Carous 26/09/2021O filme é suficienteDevia ter me dado por satisfeita quando assisti ao filme baseado neste livro - e gostei! -.
As personalidades dos personagens e a dinâmica das relações no filme pode não estar tão bem demarcada e esclarecida como no livro, o que às vezes me deixava confusa sobre a maneira como as pessoas se comportavam, mas pelo menos fui poupada dos comentários dignos de Homem Branco Hétero Cis sobre os corpos femininos.
Esse era um dos meus receios quando fiquei com fogo para ler o livro e é meu maior receio toda vez que me interesso por obras escritas por homens brancos héteros cis: como retratam as mulheres. Nunca é reproduzindo a complexidade que temos na vida real.
Pouco ou nada se comenta sobre as personalidades das personagens femininas aqui. Se caem na pilha de mulheres atraentes aos olhos de Judd e que ele gostaria de pegar - ou ""comer"" como ele se refere o tempo todo -, mas que, compreensivelmente nenhuma delas quer saber dele, tudo o que ganhamos é descrições minuciosas e demoradas de seus peitos, suas bundas, suas coxas. Se estão na pilhas de mulheres que não o atraem (geralmente mulheres gordas, de meia idade e mães no puerpério) ele praticamente parece ofendido pela existência delas.

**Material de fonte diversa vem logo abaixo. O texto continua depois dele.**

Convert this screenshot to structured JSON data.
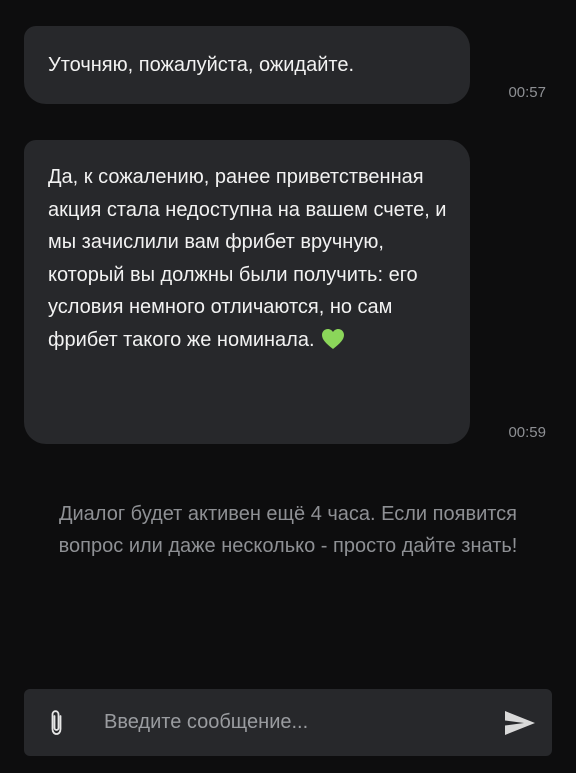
{
  "messages": [
    {
      "text": "Уточняю, пожалуйста, ожидайте.",
      "time": "00:57"
    },
    {
      "text": "Да, к сожалению, ранее приветственная акция стала недоступна на вашем счете, и мы зачислили вам фрибет вручную, который вы должны были получить: его условия немного отличаются, но сам фрибет такого же номинала.",
      "emoji": "green-heart-icon",
      "time": "00:59"
    }
  ],
  "system_notice": "Диалог будет активен ещё 4 часа. Если появится вопрос или даже несколько - просто дайте знать!",
  "composer": {
    "placeholder": "Введите сообщение...",
    "value": "",
    "attach_icon": "paperclip-icon",
    "send_icon": "send-icon"
  },
  "colors": {
    "background": "#0d0d0e",
    "bubble": "#27282b",
    "text": "#f2f2f2",
    "muted": "#8e9094",
    "heart": "#8bd65a"
  }
}
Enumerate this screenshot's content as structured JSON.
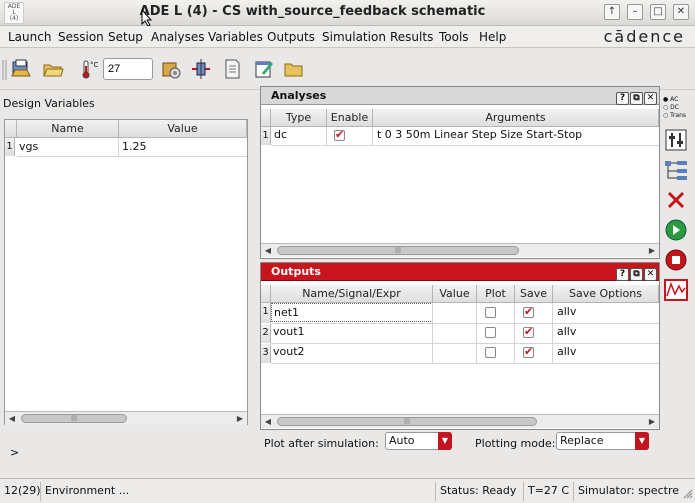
{
  "window": {
    "app_icon_text": "ADE\nL\n(4)",
    "title": "ADE L (4) - CS with_source_feedback schematic",
    "controls": [
      "↑",
      "–",
      "□",
      "✕"
    ]
  },
  "menu": {
    "items": [
      "Launch",
      "Session",
      "Setup",
      "Analyses",
      "Variables",
      "Outputs",
      "Simulation",
      "Results",
      "Tools",
      "Help"
    ],
    "brand": "cādence"
  },
  "toolbar": {
    "temperature": "27",
    "temp_unit": "°C"
  },
  "design_variables": {
    "label": "Design Variables",
    "columns": [
      "Name",
      "Value"
    ],
    "rows": [
      {
        "num": "1",
        "name": "vgs",
        "value": "1.25"
      }
    ],
    "scroll_thumb": "|||"
  },
  "prompt": ">",
  "analyses": {
    "title": "Analyses",
    "columns": [
      "Type",
      "Enable",
      "Arguments"
    ],
    "rows": [
      {
        "num": "1",
        "type": "dc",
        "enabled": true,
        "arguments": "t 0 3 50m Linear Step Size Start-Stop"
      }
    ],
    "scroll_thumb": "|||"
  },
  "outputs": {
    "title": "Outputs",
    "columns": [
      "Name/Signal/Expr",
      "Value",
      "Plot",
      "Save",
      "Save Options"
    ],
    "rows": [
      {
        "num": "1",
        "name": "net1",
        "value": "",
        "plot": false,
        "save": true,
        "options": "allv"
      },
      {
        "num": "2",
        "name": "vout1",
        "value": "",
        "plot": false,
        "save": true,
        "options": "allv"
      },
      {
        "num": "3",
        "name": "vout2",
        "value": "",
        "plot": false,
        "save": true,
        "options": "allv"
      }
    ],
    "scroll_thumb": "|||"
  },
  "panel_buttons": [
    "?",
    "⧉",
    "✕"
  ],
  "sidebar": {
    "analysis_radio": [
      "AC",
      "DC",
      "Trans"
    ]
  },
  "bottom": {
    "plot_after_label": "Plot after simulation:",
    "plot_after_value": "Auto",
    "plotting_mode_label": "Plotting mode:",
    "plotting_mode_value": "Replace"
  },
  "status": {
    "line": "12(29)",
    "message": "Environment ...",
    "state": "Status: Ready",
    "temperature": "T=27 C",
    "simulator": "Simulator: spectre"
  },
  "colors": {
    "accent_red": "#c4141f",
    "outputs_header": "#c8141c",
    "analyses_header": "#d8d8d8"
  }
}
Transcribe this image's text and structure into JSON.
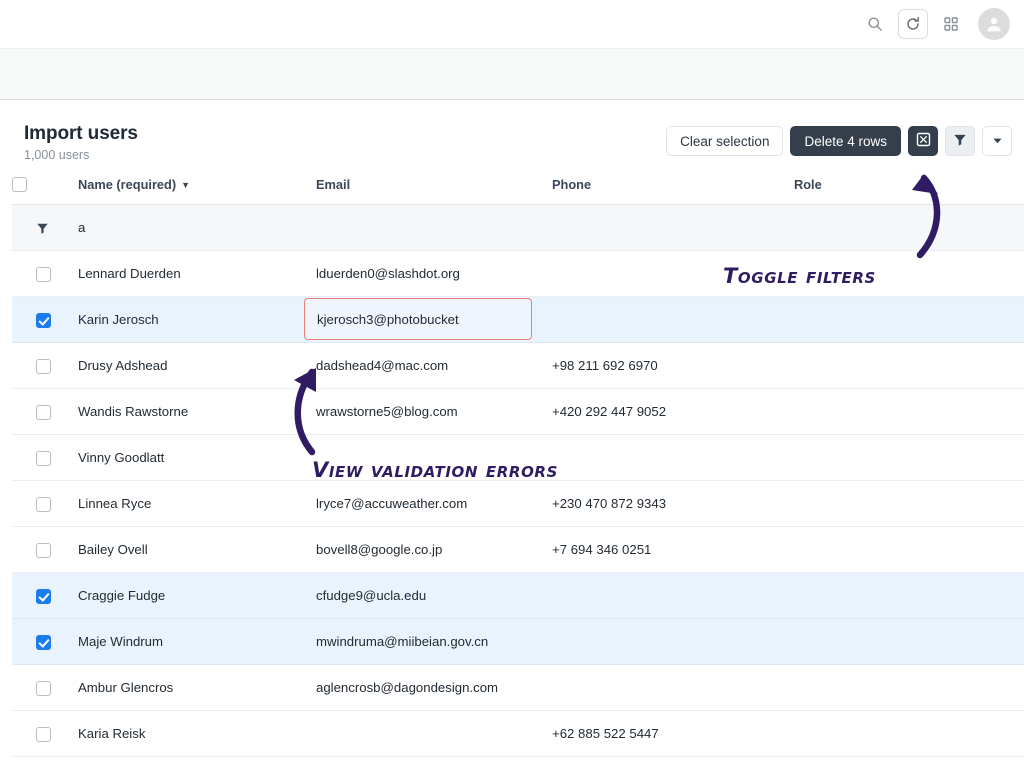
{
  "browser_bar": {
    "icons": [
      {
        "name": "search-icon",
        "label": "Search"
      },
      {
        "name": "reload-icon",
        "label": "Reload"
      },
      {
        "name": "apps-grid-icon",
        "label": "Apps"
      },
      {
        "name": "user-avatar-icon",
        "label": "Account"
      }
    ]
  },
  "header": {
    "title": "Import users",
    "subtitle": "1,000 users",
    "clear_selection_label": "Clear selection",
    "delete_rows_label": "Delete 4 rows",
    "validation_errors_icon": "x-in-box-icon",
    "toggle_filters_icon": "funnel-icon",
    "more_options_icon": "caret-down-icon"
  },
  "table": {
    "columns": [
      {
        "key": "name",
        "label": "Name (required)",
        "sorted": true,
        "sort_caret": "▼"
      },
      {
        "key": "email",
        "label": "Email",
        "sorted": false
      },
      {
        "key": "phone",
        "label": "Phone",
        "sorted": false
      },
      {
        "key": "role",
        "label": "Role",
        "sorted": false
      }
    ],
    "header_select_all_checked": false,
    "filter_row": {
      "icon": "funnel-icon",
      "name_filter_value": "a",
      "email_filter_value": "",
      "phone_filter_value": "",
      "role_filter_value": ""
    },
    "rows": [
      {
        "selected": false,
        "name": "Lennard Duerden",
        "email": "lduerden0@slashdot.org",
        "phone": "",
        "role": "",
        "email_error": false
      },
      {
        "selected": true,
        "name": "Karin Jerosch",
        "email": "kjerosch3@photobucket",
        "phone": "",
        "role": "",
        "email_error": true
      },
      {
        "selected": false,
        "name": "Drusy Adshead",
        "email": "dadshead4@mac.com",
        "phone": "+98 211 692 6970",
        "role": "",
        "email_error": false
      },
      {
        "selected": false,
        "name": "Wandis Rawstorne",
        "email": "wrawstorne5@blog.com",
        "phone": "+420 292 447 9052",
        "role": "",
        "email_error": false
      },
      {
        "selected": false,
        "name": "Vinny Goodlatt",
        "email": "",
        "phone": "",
        "role": "",
        "email_error": false
      },
      {
        "selected": false,
        "name": "Linnea Ryce",
        "email": "lryce7@accuweather.com",
        "phone": "+230 470 872 9343",
        "role": "",
        "email_error": false
      },
      {
        "selected": false,
        "name": "Bailey Ovell",
        "email": "bovell8@google.co.jp",
        "phone": "+7 694 346 0251",
        "role": "",
        "email_error": false
      },
      {
        "selected": true,
        "name": "Craggie Fudge",
        "email": "cfudge9@ucla.edu",
        "phone": "",
        "role": "",
        "email_error": false
      },
      {
        "selected": true,
        "name": "Maje Windrum",
        "email": "mwindruma@miibeian.gov.cn",
        "phone": "",
        "role": "",
        "email_error": false
      },
      {
        "selected": false,
        "name": "Ambur Glencros",
        "email": "aglencrosb@dagondesign.com",
        "phone": "",
        "role": "",
        "email_error": false
      },
      {
        "selected": false,
        "name": "Karia Reisk",
        "email": "",
        "phone": "+62 885 522 5447",
        "role": "",
        "email_error": false
      }
    ]
  },
  "annotations": [
    {
      "text": "Toggle filters",
      "color": "#2f1c63"
    },
    {
      "text": "View validation errors",
      "color": "#2f1c63"
    }
  ],
  "colors": {
    "accent_blue": "#1b7ced",
    "selected_row": "#e9f3fd",
    "dark_button": "#343f4b",
    "error_border": "#e8807c",
    "annotation": "#2f1c63"
  }
}
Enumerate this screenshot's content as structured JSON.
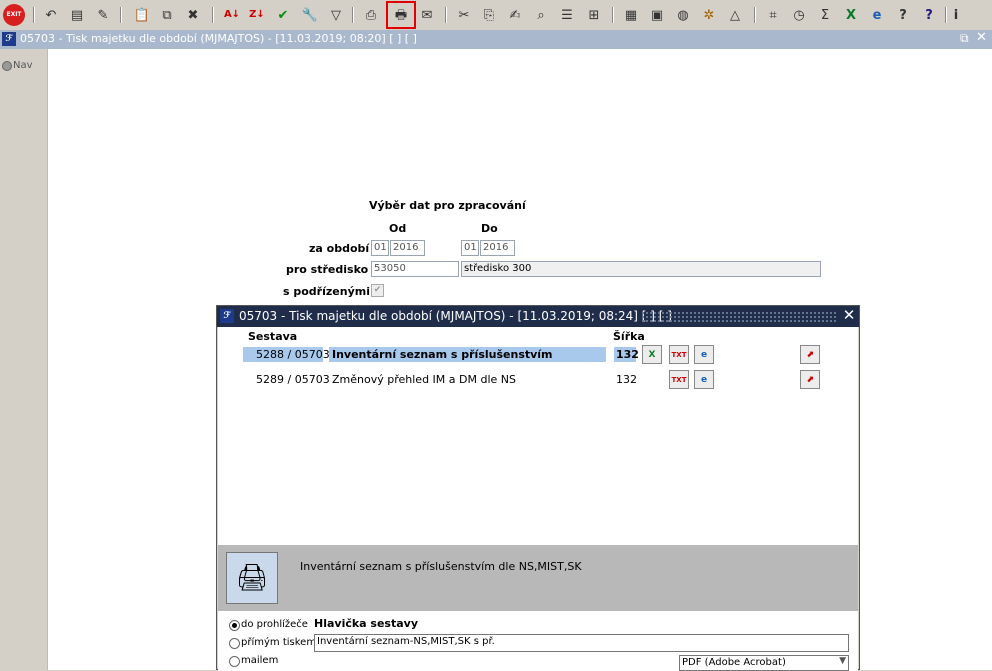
{
  "toolbar": {
    "exit_label": "EXIT",
    "icons": [
      "undo-icon",
      "folder-icon",
      "save-icon",
      "clipboard-icon",
      "copy-record-icon",
      "delete-record-icon",
      "sort-ascending-icon",
      "sort-descending-icon",
      "confirm-check-icon",
      "filter-wrench-icon",
      "filter-icon",
      "print-icon",
      "print-preview-icon",
      "email-icon",
      "cut-icon",
      "paste-icon",
      "edit-icon",
      "zoom-icon",
      "list-icon",
      "tree-icon",
      "document-icon",
      "save-doc-icon",
      "globe-icon",
      "wheel-icon",
      "warning-icon",
      "chart-icon",
      "clock-icon",
      "sum-icon",
      "excel-icon",
      "ie-icon",
      "help-query-icon",
      "help-icon",
      "info-icon"
    ]
  },
  "window": {
    "title": "05703 - Tisk majetku dle období (MJMAJTOS) - [11.03.2019; 08:20]  [ ]  [ ]",
    "logo": "ℱ"
  },
  "nav": {
    "label": "Nav"
  },
  "form": {
    "heading": "Výběr dat pro zpracování",
    "col_from": "Od",
    "col_to": "Do",
    "period_label": "za období",
    "from_month": "01",
    "from_year": "2016",
    "to_month": "01",
    "to_year": "2016",
    "center_label": "pro středisko",
    "center_code": "53050",
    "center_name": "středisko 300",
    "sub_label": "s podřízenými",
    "sub_checked": true
  },
  "dialog": {
    "title": "05703 - Tisk majetku dle období (MJMAJTOS) - [11.03.2019; 08:24]  [ ]  [ ]",
    "col_report": "Sestava",
    "col_width": "Šířka",
    "rows": [
      {
        "id": "5288 / 05703",
        "name": "Inventární seznam s příslušenstvím",
        "width": "132",
        "selected": true,
        "actions": [
          "excel-icon",
          "txt-icon",
          "ie-icon",
          "pdf-icon"
        ]
      },
      {
        "id": "5289 / 05703",
        "name": "Změnový přehled IM a DM dle NS",
        "width": "132",
        "selected": false,
        "actions": [
          "txt-icon",
          "ie-icon",
          "pdf-icon"
        ]
      }
    ],
    "description": "Inventární seznam s příslušenstvím dle NS,MIST,SK",
    "output_options": [
      {
        "label": "do prohlížeče",
        "selected": true
      },
      {
        "label": "přímým tiskem",
        "selected": false
      },
      {
        "label": "mailem",
        "selected": false
      }
    ],
    "header_label": "Hlavička sestavy",
    "header_value": "Inventární seznam-NS,MIST,SK s př.",
    "format_value": "PDF (Adobe Acrobat)"
  },
  "colors": {
    "selection": "#a8c8ec",
    "dialog_title_bg": "#1f2d4a",
    "highlight_border": "#e00000"
  }
}
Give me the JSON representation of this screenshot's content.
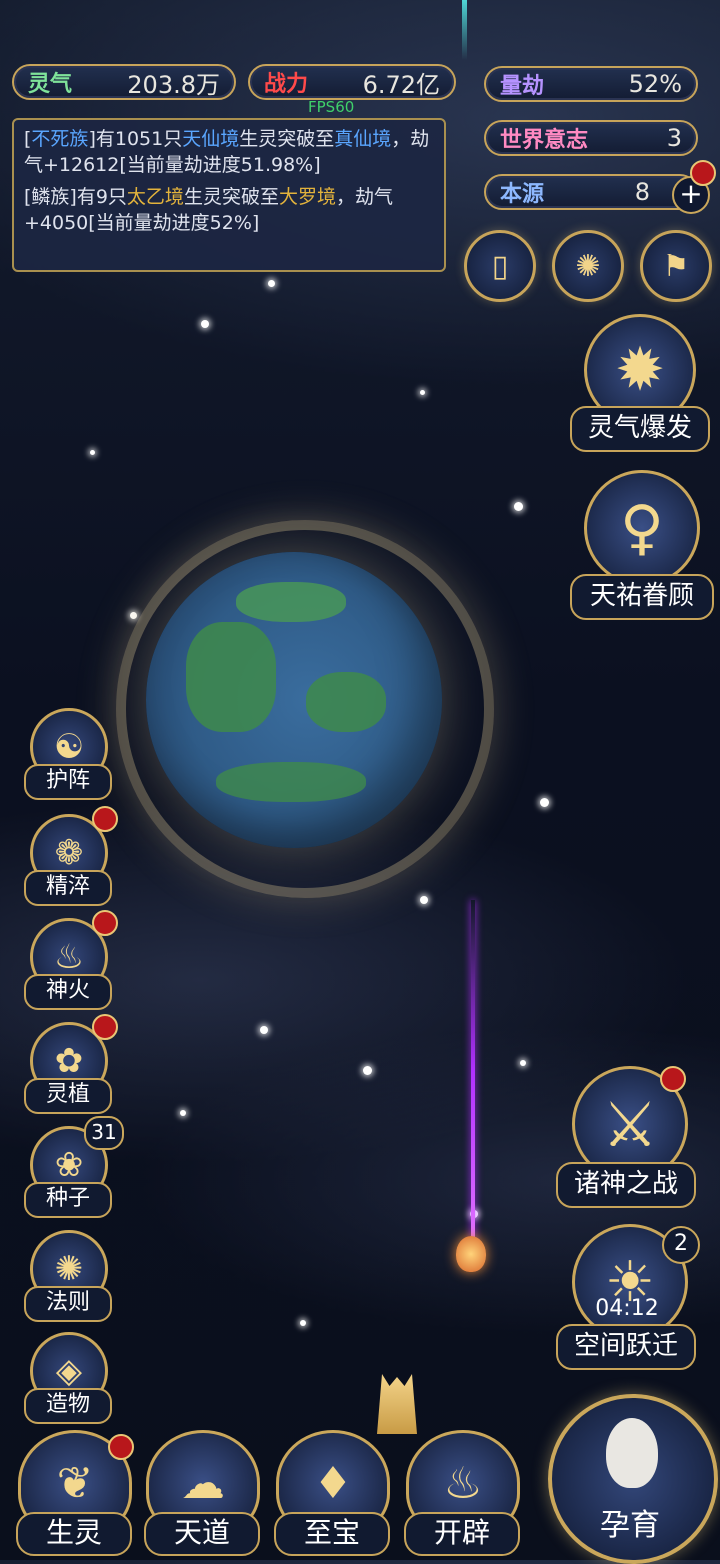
{
  "stats": {
    "lingqi": {
      "label": "灵气",
      "value": "203.8万",
      "color": "#7fe39a"
    },
    "zhanli": {
      "label": "战力",
      "value": "6.72亿",
      "color": "#ff4a4a"
    },
    "liangjie": {
      "label": "量劫",
      "value": "52%",
      "color": "#b693ff"
    },
    "shijie": {
      "label": "世界意志",
      "value": "3",
      "color": "#ff8ac2"
    },
    "benyuan": {
      "label": "本源",
      "value": "8",
      "color": "#8db8ff"
    }
  },
  "fps": "FPS60",
  "log": {
    "l1": {
      "a": "[",
      "race": "不死族",
      "b": "]有1051只",
      "realm1": "天仙境",
      "c": "生灵突破至",
      "realm2": "真仙境",
      "d": "，劫气+12612[当前量劫进度51.98%]"
    },
    "l2": {
      "a": "[鳞族]有9只",
      "realm1": "太乙境",
      "c": "生灵突破至",
      "realm2": "大罗境",
      "d": "，劫气+4050[当前量劫进度52%]"
    }
  },
  "side_left": [
    {
      "label": "护阵",
      "icon": "yin-yang-icon",
      "glyph": "☯",
      "badge": false
    },
    {
      "label": "精淬",
      "icon": "lotus-icon",
      "glyph": "❁",
      "badge": true
    },
    {
      "label": "神火",
      "icon": "flame-icon",
      "glyph": "♨",
      "badge": true
    },
    {
      "label": "灵植",
      "icon": "plant-icon",
      "glyph": "✿",
      "badge": true
    },
    {
      "label": "种子",
      "icon": "seed-icon",
      "glyph": "❀",
      "badge": false,
      "count": "31"
    },
    {
      "label": "法则",
      "icon": "rule-icon",
      "glyph": "✺",
      "badge": false
    },
    {
      "label": "造物",
      "icon": "create-icon",
      "glyph": "◈",
      "badge": false
    }
  ],
  "side_right": {
    "burst": "灵气爆发",
    "blessing": "天祐眷顾",
    "war": "诸神之战",
    "jump": "空间跃迁",
    "jump_count": "2",
    "jump_timer": "04:12"
  },
  "bottom": [
    "生灵",
    "天道",
    "至宝",
    "开辟"
  ],
  "main_button": "孕育"
}
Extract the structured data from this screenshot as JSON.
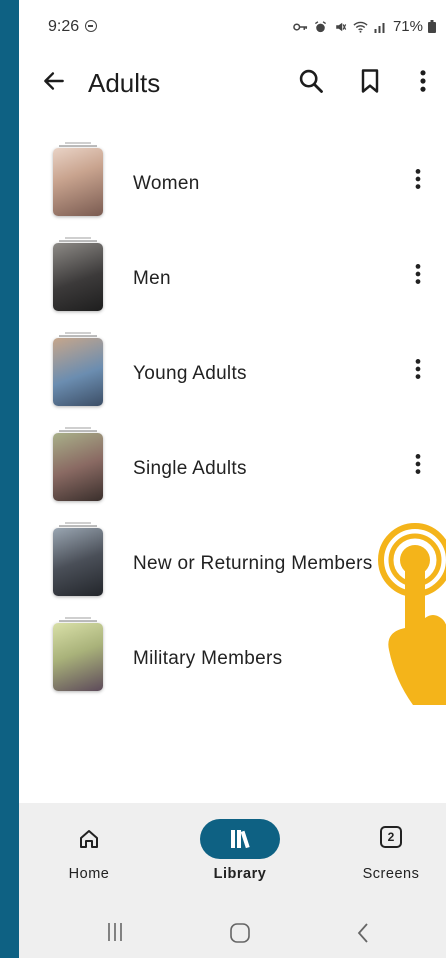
{
  "status_bar": {
    "time": "9:26",
    "battery": "71%"
  },
  "header": {
    "title": "Adults"
  },
  "items": [
    {
      "label": "Women",
      "thumb_color": "#c9a48f"
    },
    {
      "label": "Men",
      "thumb_color": "#3c3a3a"
    },
    {
      "label": "Young Adults",
      "thumb_color": "#6b8db0"
    },
    {
      "label": "Single Adults",
      "thumb_color": "#8a6a63"
    },
    {
      "label": "New or Returning Members",
      "thumb_color": "#4a4f58"
    },
    {
      "label": "Military Members",
      "thumb_color": "#a9b27a"
    }
  ],
  "bottom_nav": {
    "home": "Home",
    "library": "Library",
    "screens": "Screens",
    "screens_count": "2"
  },
  "colors": {
    "accent": "#0e6183",
    "pointer": "#f4b41a"
  }
}
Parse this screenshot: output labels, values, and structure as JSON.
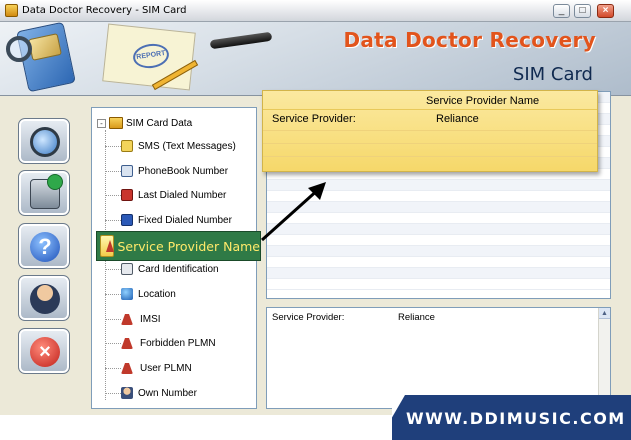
{
  "window": {
    "title": "Data Doctor Recovery - SIM Card",
    "minimize": "_",
    "maximize": "□",
    "close": "×"
  },
  "banner": {
    "title": "Data Doctor Recovery",
    "subtitle": "SIM Card",
    "stamp_text": "REPORT"
  },
  "toolbar": {
    "buttons": [
      {
        "name": "search",
        "icon": "search-icon"
      },
      {
        "name": "save",
        "icon": "save-icon"
      },
      {
        "name": "help",
        "icon": "help-icon",
        "glyph": "?"
      },
      {
        "name": "about",
        "icon": "user-icon"
      },
      {
        "name": "exit",
        "icon": "exit-icon",
        "glyph": "×"
      }
    ]
  },
  "tree": {
    "root": {
      "label": "SIM Card Data",
      "expander": "-"
    },
    "items": [
      {
        "label": "SMS (Text Messages)",
        "icon": "sms-icon"
      },
      {
        "label": "PhoneBook Number",
        "icon": "phonebook-icon"
      },
      {
        "label": "Last Dialed Number",
        "icon": "phone-icon"
      },
      {
        "label": "Fixed Dialed Number",
        "icon": "phone-icon"
      },
      {
        "label": "Service Provider Name",
        "icon": "tower-icon"
      },
      {
        "label": "Card Identification",
        "icon": "card-icon"
      },
      {
        "label": "Location",
        "icon": "globe-icon"
      },
      {
        "label": "IMSI",
        "icon": "tower-icon"
      },
      {
        "label": "Forbidden PLMN",
        "icon": "tower-icon"
      },
      {
        "label": "User PLMN",
        "icon": "tower-icon"
      },
      {
        "label": "Own Number",
        "icon": "person-icon"
      }
    ],
    "selected": "Service Provider Name"
  },
  "callout": {
    "header": "Service Provider Name",
    "row_key": "Service Provider:",
    "row_value": "Reliance"
  },
  "details": {
    "key": "Service Provider:",
    "value": "Reliance"
  },
  "footer": {
    "site": "WWW.DDIMUSIC.COM"
  }
}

Mas quem dera o único problema no livro fosse a misoginia. Há também ageísmo. Judd, o protagonista e narrador, tem tanto asco de pessoas da terceira idade. Critica como se vestem, critica seus corpos envelhecidos, critica suas conversas, critica
Judd não esquece que um dia vai envelhecer, ao contrário, morre de medo. Deus o livre de ficar com o braço flácido, queixo duplo, barriga e careca!
Preferia que o medo dele fosse de envelhecer e esbarrar com jovens babacas como ele um dia foi.
Se alguém ainda não estiver satisfeito, ainds tem gordofobia. A maioria é quase direcionada às mulheres, mas Judd também reclama dos homens barrigudos, acima do peso que não se escondem em casa ou usam roupas que escondem os corpos para ele não precisar ter essa virão. A audácia dessas pessoas, não?
Tudo estaria bem (mentira, não estaria, não) se quando se descrevesse Judd mostrasse ser o retrato da beleza e da excelente forma física. Mas pelo que o próprio diz, ele nunca foi lindo e desde a separação engordou bastante se alimentado mal porque está, compreensivelmente, deprimido.
É claro que Judd projeta suas inseguranças nos outros e eu me compadeceria dele caso o personagem não fosse como é: um idiota.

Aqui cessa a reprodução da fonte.